Apparently the length of mine (45 double-spaced pages) has frustrated and deterred some would-be readers (although no one on the committee has complained) but what can I say avoiding talking about Yemen in platitudes takes time and space and I cut out 20 pages on the Huthis and the entire section on the south as well as a great deal of detail on AQAP. For those brave enough or just plain bored all the testimonies, along with the video of the hearing, is available here.
I would also add that I came away from the hearing quite impressed with Senator Kerry's grasp of the situation - whoever briefed him did an excellent job.
I also took part in a panel at Brookings on al-Qaeda and Yemen - the full audio and select video is available here.
And finally the Wall Street Journal has an article on al-Qaeda's attempts to link up with different tribes in Yemen - I am quoted in the article, where I have apparently fallen in love with different variations of the word "root."
I would quibble with a couple of details in the article - I don't think Muhammad al-'Umda is a leader and I don't think al-Shihri joined AQAP in 2007 but rather in December 2008 or January 2009. Still there were some excellent points, and Charles Levinson and Margaret Coker bring up a number of points and even cite the anecdote that I often mention about the village in Shabwa and teachers and AQ, which I wrote about here.
I will say I am a bit surprised by some of Nasir al-Bahri's quotes.
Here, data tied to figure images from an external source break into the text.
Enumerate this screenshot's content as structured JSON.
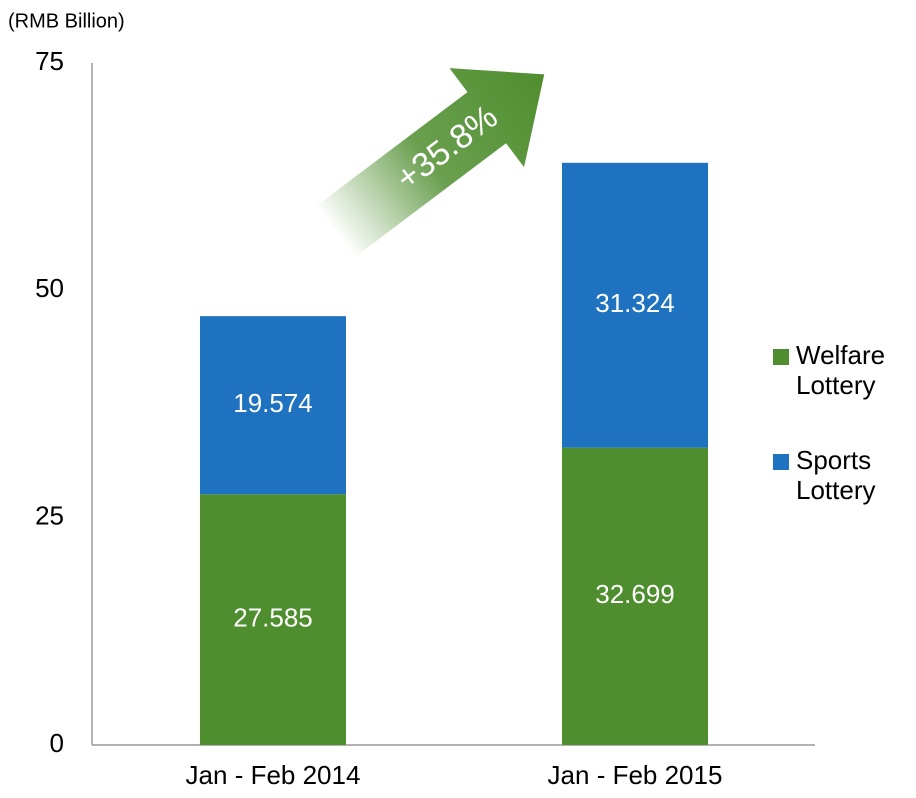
{
  "chart_data": {
    "type": "stacked_bar",
    "y_axis_label": "(RMB Billion)",
    "annotation": "+35.8%",
    "categories": [
      "Jan - Feb 2014",
      "Jan - Feb 2015"
    ],
    "series": [
      {
        "name": "Welfare Lottery",
        "color": "#4f8e2f",
        "values": [
          27.585,
          32.699
        ]
      },
      {
        "name": "Sports Lottery",
        "color": "#1f72bf",
        "values": [
          19.574,
          31.324
        ]
      }
    ],
    "ylim": [
      0,
      75
    ],
    "yticks": [
      0,
      25,
      50,
      75
    ],
    "grid": false,
    "legend": "right"
  }
}
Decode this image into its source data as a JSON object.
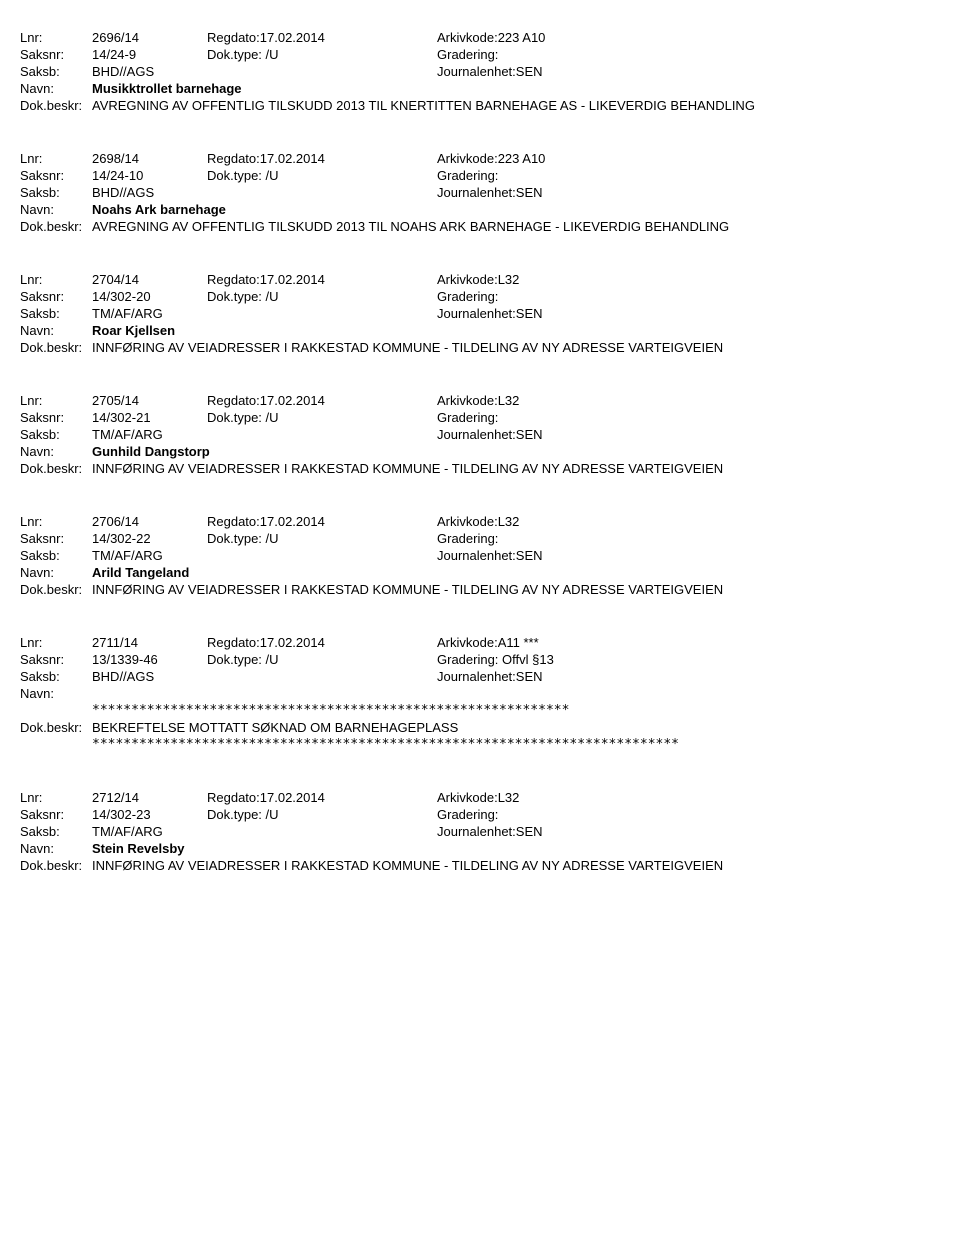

It would be very interesting and, possibly, quite frightening to see how much al-Qaeda is attempting to make itself over into a positive organization, or if this is even something the group is capable of doing or whether this is more along the lines of the group easing its presence by handing out money to people.
If it is just money then I am less concerned but if it is doing something more substantial then I think this is a more serious problem than most are realizing.
While I was away, Mareb Press had one of the least illuminating biographies of 'Aidh al-Shabwani that I have ever seen. Mareb Press has very good sources in, not surprisingly, Marib. But this article told us nothing that we didn't already know.
Al-Shabwani's house was attacked on Wednesday by Yemeni planes and the tribes responded with anti-aircraft fire. No word on casualties yet, but initial reports seem to indicate that there were none. There were, however, a couple of separate security incidents in Marib over the past couple of days.
In other news, one of the "pioneers of women's rights in Yemen," Fatima Abu Bakr al-'Awlaqi passed away.
Meanwhile, 'Abd al-Malik al-Huthi appears in a video to show that he is not A.) dead and B.) did not have a leg amputated as the Yemeni government claimed. These claims and allegations, he says, are slander and untrue. The video is here. The whole things is 38 seconds.